I have read right through this thread with a nagging feeling that there was something missing from the discussion. It seems to me that there is no consideration given to the circumstances in which the women and girls became pregnant. Nowadays, we would draw a distinction between those who fell pregnant within an on-going relationship and those who were coerced into sex e.g a 'one night stand', sexual harassment at work, and actual abuse e.g. incest, underage sex, rape. It seems that in the 50/60s no matter the circumstances, it was always the girl's own fault.

Bear in mind that many young women were very naïve as matters sexual were often not discussed in the home or school. I firmly believed, until I reached my teens, that babies were sent by God to happy couples who had been married for a while. Thankfully my mother ensured that I had full and frank information - including the danger of being under the influence of drink - well before I had my first date or boyfriend. The only session of formal sex/relationship education I had concentrated on warning us that once a boy had been 'led on' he was unable to control his urges and couldn't stop, so it was the girl's responsibility to ensure that things did not get out of hand. Various strategies such as always being part of a group, avoiding being alone together and staying sober, were recommended. Conversely, the boys, being taught in a separate group were told that their responsibility was to always carry a condom!

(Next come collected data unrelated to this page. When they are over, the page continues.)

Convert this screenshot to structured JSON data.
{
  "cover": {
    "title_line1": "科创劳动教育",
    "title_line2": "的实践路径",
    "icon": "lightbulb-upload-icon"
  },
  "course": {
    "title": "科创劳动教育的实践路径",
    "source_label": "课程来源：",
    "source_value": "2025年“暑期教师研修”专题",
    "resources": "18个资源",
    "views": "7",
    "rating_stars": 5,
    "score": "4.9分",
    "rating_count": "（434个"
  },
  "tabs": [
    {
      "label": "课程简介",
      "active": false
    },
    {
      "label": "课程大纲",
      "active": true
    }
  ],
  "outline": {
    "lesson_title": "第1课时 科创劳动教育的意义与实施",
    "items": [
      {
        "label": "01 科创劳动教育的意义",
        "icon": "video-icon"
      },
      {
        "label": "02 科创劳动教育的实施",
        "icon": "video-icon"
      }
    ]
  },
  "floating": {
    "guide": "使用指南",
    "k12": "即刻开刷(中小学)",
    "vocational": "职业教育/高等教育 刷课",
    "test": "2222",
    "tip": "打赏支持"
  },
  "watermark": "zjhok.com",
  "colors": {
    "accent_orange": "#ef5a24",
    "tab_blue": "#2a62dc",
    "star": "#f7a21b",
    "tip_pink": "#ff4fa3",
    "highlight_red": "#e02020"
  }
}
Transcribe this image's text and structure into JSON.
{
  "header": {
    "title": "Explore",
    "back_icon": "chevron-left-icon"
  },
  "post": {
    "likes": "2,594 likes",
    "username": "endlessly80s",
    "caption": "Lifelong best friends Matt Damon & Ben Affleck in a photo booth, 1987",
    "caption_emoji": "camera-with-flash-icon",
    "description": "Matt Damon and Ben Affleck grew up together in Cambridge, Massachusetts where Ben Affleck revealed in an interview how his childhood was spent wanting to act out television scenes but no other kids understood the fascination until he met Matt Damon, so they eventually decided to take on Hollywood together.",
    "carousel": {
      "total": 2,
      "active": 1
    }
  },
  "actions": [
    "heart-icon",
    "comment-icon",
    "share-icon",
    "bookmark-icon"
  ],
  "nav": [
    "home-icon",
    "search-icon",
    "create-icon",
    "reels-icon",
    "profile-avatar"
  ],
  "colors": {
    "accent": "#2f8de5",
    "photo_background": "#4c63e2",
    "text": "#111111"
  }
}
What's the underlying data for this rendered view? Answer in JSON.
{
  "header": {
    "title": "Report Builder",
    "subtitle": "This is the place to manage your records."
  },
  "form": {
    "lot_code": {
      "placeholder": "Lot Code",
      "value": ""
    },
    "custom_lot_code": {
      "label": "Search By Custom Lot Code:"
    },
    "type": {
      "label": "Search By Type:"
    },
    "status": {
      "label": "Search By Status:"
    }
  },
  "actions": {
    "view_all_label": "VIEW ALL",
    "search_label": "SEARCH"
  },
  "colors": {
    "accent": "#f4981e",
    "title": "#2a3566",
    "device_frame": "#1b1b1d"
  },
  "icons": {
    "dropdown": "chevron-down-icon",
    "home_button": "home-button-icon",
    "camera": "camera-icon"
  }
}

With these attitudes prevalent it is little wonder that blame always fell on the 'innocent' girl.

margrete Wed 10-Feb-16 10:42:01

Hello Elrel, if I had your email address I could send you the JPEG file of the book and also the 'Update'. My email is: [email protected]

Yes, I think I achieved a lot, given that I grew up in a village where my mum was the only unmarried mum. Or at least, the only one in public. There was incest. A girl who grew up near me had an 'aunt' who was really her mum. The woman she thought of as her mum was actually her granny. Get the picture? But that was thought of as being OK because it was all hush-hush.

My very respectable and hard-working granny Hannah lied on her wedding day. I've never been able to find any trace of the man she put down as her father, stonemason, deceased. There was an awful lot of lying and things swept under the carpet.

It wasn't until many years later when I saw TV programmes about Barnardo's and about 'child emigrants' to Commonwealth countries, that I realised just how lucky I'd been.

Elrel Tue 09-Feb-16 18:57:16

Margrete - you must be so proud of both your remarkable family and your own achievements. Will you also be writing a book? Like Bralee's it would be well worth reading.

jimorourke Tue 09-Feb-16 12:44:33

What a pity she didn't get to say what she felt she ought to and see what possible defence there can be for the things she omitted. My dear wife was in a home, there was one creep in there I would like to strangle but as far as I know he's dead and it was long ago. But she still feels the pain and indignity she suffered.

margrete Tue 09-Feb-16 12:42:12

By the way, my book 'All my father's children' is now out of print, but I have it as a JPEG file.